What Can Trigger Spontaneous Regression Of Breast Cancer?
D'Alessandris, N., Santoro, A., Arciuolo, D., Angelico, G., Valente, M., Scaglione, G., Sfregola, S., Carlino, A., Navarra, E., Mulè, A., & Zannoni, G. F. (2023). What Can Trigger Spontaneous Regression of Breast Cancer?. Diagnostics (Basel, Switzerland), 13(7), 1224. https://doi.org/10.3390/diagnostics13071224
View Original Source →Abstract
BACKGROUND: Spontaneous regression of tumors is a rare phenomenon in which cancer volume is reduced or, alternatively, a tumor completely disappears in the absence of any pharmacological treatment. This phenomenon has previously been described in several tumors, such as neuroblastomas, testicular malignancies, renal cell carcinomas, melanomas, and lymphomas. Spontaneous remission has also been documented in breast cancer; however, it represents an extremely rare and poorly understood phenomenon, with only a few reported cases in the literature. METHODS: We herein report two cases of breast cancer that showed spontaneous tumor regression in the surgical specimen after a pathologically confirmed diagnosis of invasive breast cancer in core needle biopsy samples. RESULTS: Macroscopically, both the surgical samples revealed a whitish, fibrous area with a rubbery consistency. On histological examination, diffuse fibrous tissue, hemosiderin deposition, and chronic inflammation were observed. The first case showed the complete disappearance of the tumor, whereas the second case showed just a small (3 mm), residual nest of neoplastic cells. CONCLUSIONS: Although spontaneous regression of breast cancer is a rare event, it is important to know that it might happen. It is also of great importance to try to better explain, over time, its underlying mechanism. This knowledge could help us to further develop cancer prevention methods and predict the clinical course of these kinds of neoplasms.
Case Details
Disease Location
Breast
Personal Characteristics
80-year-old woman
Clinical Characteristics
Referred after a screening ultrasonography revealed an isoechoic mass measuring 4cm in diameter at its longest on her left breast. Core needle biopsy was consistent with triple-negative breast cancer. She underwent a radical mastectomy plus axillary lymphadenectomy.
Remission Characteristics
She underwent a radical mastectomy plus axillary lymphadenectomy.
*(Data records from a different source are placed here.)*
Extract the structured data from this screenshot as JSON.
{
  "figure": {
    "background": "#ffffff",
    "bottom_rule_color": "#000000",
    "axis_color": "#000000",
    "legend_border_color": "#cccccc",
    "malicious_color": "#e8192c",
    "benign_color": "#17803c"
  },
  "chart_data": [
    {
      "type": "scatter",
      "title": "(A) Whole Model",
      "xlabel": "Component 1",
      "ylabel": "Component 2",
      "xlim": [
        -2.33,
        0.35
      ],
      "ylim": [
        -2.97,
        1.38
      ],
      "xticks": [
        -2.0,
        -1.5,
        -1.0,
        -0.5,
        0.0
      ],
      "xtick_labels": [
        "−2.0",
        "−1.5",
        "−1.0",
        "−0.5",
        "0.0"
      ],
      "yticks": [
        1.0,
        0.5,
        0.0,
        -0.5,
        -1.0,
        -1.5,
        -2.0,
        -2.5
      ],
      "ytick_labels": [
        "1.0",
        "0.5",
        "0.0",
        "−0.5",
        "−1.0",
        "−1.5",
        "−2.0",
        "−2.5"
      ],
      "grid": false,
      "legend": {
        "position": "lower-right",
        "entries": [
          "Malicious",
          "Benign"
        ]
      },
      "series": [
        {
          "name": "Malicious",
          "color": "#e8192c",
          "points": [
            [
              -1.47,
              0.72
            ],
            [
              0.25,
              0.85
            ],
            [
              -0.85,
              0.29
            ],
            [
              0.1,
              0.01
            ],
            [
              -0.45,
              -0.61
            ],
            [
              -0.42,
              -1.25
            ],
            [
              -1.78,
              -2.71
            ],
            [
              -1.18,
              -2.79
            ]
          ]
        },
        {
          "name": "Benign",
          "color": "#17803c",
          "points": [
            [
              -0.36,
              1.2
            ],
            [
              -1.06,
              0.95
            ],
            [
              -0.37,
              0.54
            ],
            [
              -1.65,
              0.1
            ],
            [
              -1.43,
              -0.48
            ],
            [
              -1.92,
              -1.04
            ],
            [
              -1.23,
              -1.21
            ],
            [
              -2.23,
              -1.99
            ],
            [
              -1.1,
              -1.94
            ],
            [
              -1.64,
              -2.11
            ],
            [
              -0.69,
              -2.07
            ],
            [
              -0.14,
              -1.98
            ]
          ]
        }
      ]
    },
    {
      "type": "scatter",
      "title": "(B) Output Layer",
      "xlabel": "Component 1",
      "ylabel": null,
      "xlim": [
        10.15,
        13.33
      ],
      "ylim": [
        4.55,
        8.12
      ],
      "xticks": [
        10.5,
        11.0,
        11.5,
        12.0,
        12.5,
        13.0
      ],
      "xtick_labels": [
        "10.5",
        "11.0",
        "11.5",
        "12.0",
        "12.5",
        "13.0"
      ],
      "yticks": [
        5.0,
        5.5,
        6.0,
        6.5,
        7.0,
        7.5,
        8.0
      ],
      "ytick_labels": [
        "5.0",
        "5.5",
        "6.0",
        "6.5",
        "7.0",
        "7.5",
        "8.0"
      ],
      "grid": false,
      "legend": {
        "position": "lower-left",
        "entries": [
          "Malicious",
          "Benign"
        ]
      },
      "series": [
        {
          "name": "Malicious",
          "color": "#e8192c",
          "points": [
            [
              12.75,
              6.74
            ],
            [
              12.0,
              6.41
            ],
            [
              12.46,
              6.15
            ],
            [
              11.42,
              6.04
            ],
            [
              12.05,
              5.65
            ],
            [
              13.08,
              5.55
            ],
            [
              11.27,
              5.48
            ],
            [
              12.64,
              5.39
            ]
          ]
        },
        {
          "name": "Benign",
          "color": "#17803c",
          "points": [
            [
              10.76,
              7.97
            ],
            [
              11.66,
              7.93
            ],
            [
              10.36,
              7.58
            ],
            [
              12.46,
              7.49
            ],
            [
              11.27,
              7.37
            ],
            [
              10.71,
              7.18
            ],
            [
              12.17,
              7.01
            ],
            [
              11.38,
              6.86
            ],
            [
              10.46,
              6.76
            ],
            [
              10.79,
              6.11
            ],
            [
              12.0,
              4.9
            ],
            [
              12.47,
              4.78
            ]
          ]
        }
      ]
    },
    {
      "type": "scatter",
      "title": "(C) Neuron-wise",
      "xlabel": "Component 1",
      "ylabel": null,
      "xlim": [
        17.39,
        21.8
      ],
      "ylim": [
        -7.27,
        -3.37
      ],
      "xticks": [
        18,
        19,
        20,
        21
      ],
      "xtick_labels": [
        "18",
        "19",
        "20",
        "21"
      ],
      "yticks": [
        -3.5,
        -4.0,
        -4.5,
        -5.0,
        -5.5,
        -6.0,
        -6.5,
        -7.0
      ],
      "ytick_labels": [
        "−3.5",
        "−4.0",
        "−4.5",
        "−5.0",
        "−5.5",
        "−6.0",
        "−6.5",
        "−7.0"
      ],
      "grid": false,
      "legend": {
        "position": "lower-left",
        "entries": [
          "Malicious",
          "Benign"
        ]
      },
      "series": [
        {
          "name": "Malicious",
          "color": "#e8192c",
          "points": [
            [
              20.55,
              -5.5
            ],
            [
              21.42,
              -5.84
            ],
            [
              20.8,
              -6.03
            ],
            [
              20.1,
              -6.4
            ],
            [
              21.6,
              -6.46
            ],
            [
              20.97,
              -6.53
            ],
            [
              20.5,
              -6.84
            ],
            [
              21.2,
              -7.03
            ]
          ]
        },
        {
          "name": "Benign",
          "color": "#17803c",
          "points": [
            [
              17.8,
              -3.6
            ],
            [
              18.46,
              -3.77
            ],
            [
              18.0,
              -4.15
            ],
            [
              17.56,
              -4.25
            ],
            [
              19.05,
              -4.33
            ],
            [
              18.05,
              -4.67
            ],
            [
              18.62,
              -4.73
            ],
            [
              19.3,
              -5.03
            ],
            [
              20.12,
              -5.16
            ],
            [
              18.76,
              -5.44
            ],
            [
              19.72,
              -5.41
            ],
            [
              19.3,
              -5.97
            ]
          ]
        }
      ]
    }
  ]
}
Histological examination showed diffuse fibro-inflammatory changes associated with a single residual focus of neoplastic cells measuring 3 mm in size.
Treatment & Mechanisms
Proposed Remission Mechanisms
An unknown traumatic event, probably related to the biopsy procedure, may have triggered an excessive immune response leading to tumor regression.
Clinical Treatment
Core needle biopsy radical mastectomy plus axillary lymphadenectomy.